As opções do juiz Alexandre

Um ano depois do colapso do BES e após uma comissão parlamentar de inquérito que encostou Ricardo Salgado à parede, acusado por todos de todas as responsabilidades, além de já indiciado pela Justiça por inúmeros crimes financeiros, o juiz Carlos Alexandre decidiu prendê-lo em casa com vigilância policial à porta. Os fundamentos para este inesperado…

Tal agravamento é inesperado porquê? Desde logo porque os receios do juiz não são partilhados pela investigação, que é, em princípio, quem está em melhores condições para avaliar os riscos em causa. E, depois, porque quem considere esses mesmos riscos que o juiz agora invocou não pode deixar de se interrogar se eles não existiriam há um ano, porventura com maior fundamento, quando Carlos Alexandre mandou Salgado em liberdade com uma caução de três milhões de euros. 

Pode-se admitir que o perigo de fuga tenha aumentado com novos factos ou indícios que tornem hoje a condenação mais provável num eventual julgamento. Mas, quanto à perturbação do inquérito e à aquisição e conservação da prova, o mínimo que se pode dizer é que ao homem forte do defunto BES foram concedidos, até agora, tempo e condições mais do que suficientes para, querendo, e no que estava ao seu alcance, se libertar do mais comprometedor. 

Vista de fora, a decisão do juiz é, de facto, estranha. Ou se arrependeu da decisão de há um ano e tenta agora corrigi-la, porventura tarde de mais, ou algo de novo e muito relevante ocorreu entretanto e, neste caso, não se compreende que as suas preocupações não tenham sido acompanhadas pelo Ministério Público.

Também o modelo de prisão domiciliária por que optou não deixa de surpreender. Poupando Salgado à pulseira electrónica que foi oferecida a Sócrates – sem dúvida mais humilhante do que a guarda à residência – o juiz «que se pela por apanhar num crime a malta da classe dirigente», como se dizia numa reportagem antiga do Público, diferencia, ainda assim, um arguido banqueiro de um arguido politico. E não hesita conceder ao primeiro confortos que, ainda há dois meses, não considerou sequer facultar ao segundo.

A vez de Eanes

Na mesma semana em que Jorge Sampaio recebeu o prémio Mandela, instituído para homenagear figuras que se tenham distinguido a nível internacional na promoção dos ideais das Nações Unidas, chegou a notícia de que também Ramalho Eanes vai receber um prémio de primeira grandeza. É o Prémio Internacional da Paz instituído pela fundação Gusi, considerado o «Nobel da Ásia», que se destina a agraciar pessoas ou organizações que tenham dado contributos relevantes para a paz e a justiça global.

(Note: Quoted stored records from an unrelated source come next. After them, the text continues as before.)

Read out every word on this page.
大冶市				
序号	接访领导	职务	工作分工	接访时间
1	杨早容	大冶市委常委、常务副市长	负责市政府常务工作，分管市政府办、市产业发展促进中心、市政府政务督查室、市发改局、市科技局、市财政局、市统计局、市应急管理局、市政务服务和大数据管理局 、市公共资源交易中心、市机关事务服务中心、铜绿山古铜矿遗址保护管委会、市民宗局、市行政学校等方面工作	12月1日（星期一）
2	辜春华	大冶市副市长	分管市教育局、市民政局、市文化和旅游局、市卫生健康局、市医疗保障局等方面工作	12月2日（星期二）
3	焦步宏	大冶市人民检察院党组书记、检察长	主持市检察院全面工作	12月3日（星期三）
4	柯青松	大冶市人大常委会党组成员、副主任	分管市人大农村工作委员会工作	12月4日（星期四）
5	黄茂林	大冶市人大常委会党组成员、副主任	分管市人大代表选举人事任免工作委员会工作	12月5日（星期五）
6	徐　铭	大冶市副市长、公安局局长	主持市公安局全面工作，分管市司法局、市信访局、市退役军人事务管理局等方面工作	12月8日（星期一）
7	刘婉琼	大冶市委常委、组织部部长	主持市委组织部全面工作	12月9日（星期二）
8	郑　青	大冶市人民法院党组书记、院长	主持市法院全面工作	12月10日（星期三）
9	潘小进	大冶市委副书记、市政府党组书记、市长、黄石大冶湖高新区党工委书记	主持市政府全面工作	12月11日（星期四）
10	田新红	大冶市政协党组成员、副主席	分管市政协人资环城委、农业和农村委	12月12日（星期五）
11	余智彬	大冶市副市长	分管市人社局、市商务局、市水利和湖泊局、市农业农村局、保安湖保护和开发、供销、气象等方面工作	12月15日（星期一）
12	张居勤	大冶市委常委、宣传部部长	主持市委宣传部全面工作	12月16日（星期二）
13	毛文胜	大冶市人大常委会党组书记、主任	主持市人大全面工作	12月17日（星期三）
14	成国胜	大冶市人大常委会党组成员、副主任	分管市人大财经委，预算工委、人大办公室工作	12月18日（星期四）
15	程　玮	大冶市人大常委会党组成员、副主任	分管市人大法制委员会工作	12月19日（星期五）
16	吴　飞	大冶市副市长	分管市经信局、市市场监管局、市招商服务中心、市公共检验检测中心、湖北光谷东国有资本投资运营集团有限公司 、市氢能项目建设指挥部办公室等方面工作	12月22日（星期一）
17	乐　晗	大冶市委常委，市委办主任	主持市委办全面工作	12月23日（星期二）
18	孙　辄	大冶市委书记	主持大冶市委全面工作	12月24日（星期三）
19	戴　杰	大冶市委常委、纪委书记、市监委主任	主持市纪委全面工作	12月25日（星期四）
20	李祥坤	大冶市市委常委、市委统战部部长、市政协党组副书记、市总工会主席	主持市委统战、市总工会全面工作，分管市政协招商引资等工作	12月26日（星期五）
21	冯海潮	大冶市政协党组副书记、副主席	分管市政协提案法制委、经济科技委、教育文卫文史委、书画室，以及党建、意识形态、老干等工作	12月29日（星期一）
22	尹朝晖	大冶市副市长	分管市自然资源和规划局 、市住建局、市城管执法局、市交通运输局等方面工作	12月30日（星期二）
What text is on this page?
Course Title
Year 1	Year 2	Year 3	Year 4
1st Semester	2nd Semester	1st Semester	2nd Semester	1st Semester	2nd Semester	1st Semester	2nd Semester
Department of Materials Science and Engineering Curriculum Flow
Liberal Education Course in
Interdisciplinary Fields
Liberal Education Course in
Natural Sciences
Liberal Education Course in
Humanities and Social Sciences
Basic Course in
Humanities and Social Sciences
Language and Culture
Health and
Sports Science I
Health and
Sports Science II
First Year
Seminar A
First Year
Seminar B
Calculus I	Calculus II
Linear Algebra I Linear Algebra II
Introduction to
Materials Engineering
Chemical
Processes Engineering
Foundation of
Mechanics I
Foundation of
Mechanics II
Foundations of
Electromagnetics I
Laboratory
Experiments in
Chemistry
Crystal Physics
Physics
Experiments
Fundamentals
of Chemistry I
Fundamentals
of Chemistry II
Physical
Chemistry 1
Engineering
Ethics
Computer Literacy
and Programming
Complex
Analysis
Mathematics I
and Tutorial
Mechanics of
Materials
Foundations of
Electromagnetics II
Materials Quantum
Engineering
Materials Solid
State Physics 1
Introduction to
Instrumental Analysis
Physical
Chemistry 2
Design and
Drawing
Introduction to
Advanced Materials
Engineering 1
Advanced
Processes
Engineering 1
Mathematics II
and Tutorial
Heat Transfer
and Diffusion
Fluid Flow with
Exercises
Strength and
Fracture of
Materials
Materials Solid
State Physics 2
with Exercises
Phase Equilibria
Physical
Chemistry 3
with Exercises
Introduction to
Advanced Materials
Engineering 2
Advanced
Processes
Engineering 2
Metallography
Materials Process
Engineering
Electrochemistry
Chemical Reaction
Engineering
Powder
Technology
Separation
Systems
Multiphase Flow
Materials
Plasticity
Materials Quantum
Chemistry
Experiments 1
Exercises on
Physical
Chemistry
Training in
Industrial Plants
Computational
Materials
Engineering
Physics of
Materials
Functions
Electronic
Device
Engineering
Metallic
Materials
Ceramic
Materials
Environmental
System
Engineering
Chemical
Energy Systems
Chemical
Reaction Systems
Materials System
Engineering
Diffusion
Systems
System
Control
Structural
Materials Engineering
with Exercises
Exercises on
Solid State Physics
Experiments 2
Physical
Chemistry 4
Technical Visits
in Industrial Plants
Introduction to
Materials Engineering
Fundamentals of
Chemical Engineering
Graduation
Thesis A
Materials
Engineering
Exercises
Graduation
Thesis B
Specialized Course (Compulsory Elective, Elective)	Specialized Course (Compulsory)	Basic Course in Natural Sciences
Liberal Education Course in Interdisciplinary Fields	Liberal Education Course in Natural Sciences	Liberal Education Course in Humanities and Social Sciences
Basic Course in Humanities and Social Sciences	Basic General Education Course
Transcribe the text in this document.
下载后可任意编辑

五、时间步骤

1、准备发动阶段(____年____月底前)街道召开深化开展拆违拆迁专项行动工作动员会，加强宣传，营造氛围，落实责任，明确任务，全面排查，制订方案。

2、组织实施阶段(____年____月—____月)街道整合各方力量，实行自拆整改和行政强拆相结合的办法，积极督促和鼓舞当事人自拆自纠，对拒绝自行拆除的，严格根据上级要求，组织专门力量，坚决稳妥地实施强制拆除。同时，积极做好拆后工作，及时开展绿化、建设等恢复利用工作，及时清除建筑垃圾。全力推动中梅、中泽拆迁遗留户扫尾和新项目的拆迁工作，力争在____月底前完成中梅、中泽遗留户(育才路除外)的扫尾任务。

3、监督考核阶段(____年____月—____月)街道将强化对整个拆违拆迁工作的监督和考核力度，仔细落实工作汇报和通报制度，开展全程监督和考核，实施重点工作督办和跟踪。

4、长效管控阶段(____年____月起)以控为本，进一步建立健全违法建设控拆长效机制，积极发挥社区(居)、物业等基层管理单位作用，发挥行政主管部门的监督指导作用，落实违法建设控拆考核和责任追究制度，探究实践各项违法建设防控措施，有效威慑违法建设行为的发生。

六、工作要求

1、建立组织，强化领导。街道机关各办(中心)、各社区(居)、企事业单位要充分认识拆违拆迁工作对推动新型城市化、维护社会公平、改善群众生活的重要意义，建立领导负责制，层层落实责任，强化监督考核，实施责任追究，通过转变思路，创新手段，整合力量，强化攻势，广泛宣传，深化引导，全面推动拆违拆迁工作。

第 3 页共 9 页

No caso de Eanes, o prémio é atribuído «em reconhecimento da sua carreira e do seu papel como estadista». Distingue a sua «contribuição única para a criação de uma paz duradoura, nomeadamente no conjunto dos países de língua portuguesa» e, bem assim, a sua «acção cívica de relevo» depois de ter deixado o palácio de Belém.

Num país que frequentemente ignora, desvaloriza ou vota ao esquecimento em vida muitos dos seus melhores, estes prémios internacionais para os dois ex-Presidentes confrontam-nos com essa realidade. E mostram-nos também como o Estado, podendo beneficiar do seu contributo, nomeadamente em missões políticas e diplomáticas, desaproveita estupidamente o capital nacional que eles representam.

Não é crime

Enquanto a lei vai e vem folgam as costas. É o que devem pensar, outra vez aliviados, os detentores de fortunas adquiridas em condições inexplicáveis à luz dos rendimentos que declaram. Podem ficar descansados porque não correm risco de prisão, venha-lhes o dinheiro de onde vier e ainda que haja, na fonte, um crime por descobrir. 

A criminalização do enriquecimento injustificado foi chumbada pela segunda vez no Tribunal Constitucional. E com os mesmos fundamentos de há três anos, incluindo a violação do princípio da presunção de inocência, o tal que é sistematicamente violado nas fugas ao segredo de Justiça, por exemplo, e que, também por exemplo, não colhe em processos do fisco contra contribuintes em falta. 

Conhecendo as bancadas do PSD e do CDS as razões por que foi recusada em 2012 a primeira versão do diploma, podiam ter tido a humildade de ouvir os avisos das oposições, que apresentaram projectos com o mesmo objectivo, mas seguindo caminhos diferentes. A teimosia e a arrogância da maioria colocaram-na, uma vez mais, em xeque perante o Tribunal Constitucional. Por causa delas, perdeu-se mais uma oportunidade de reforçar o combate ao crime económico e à corrupção.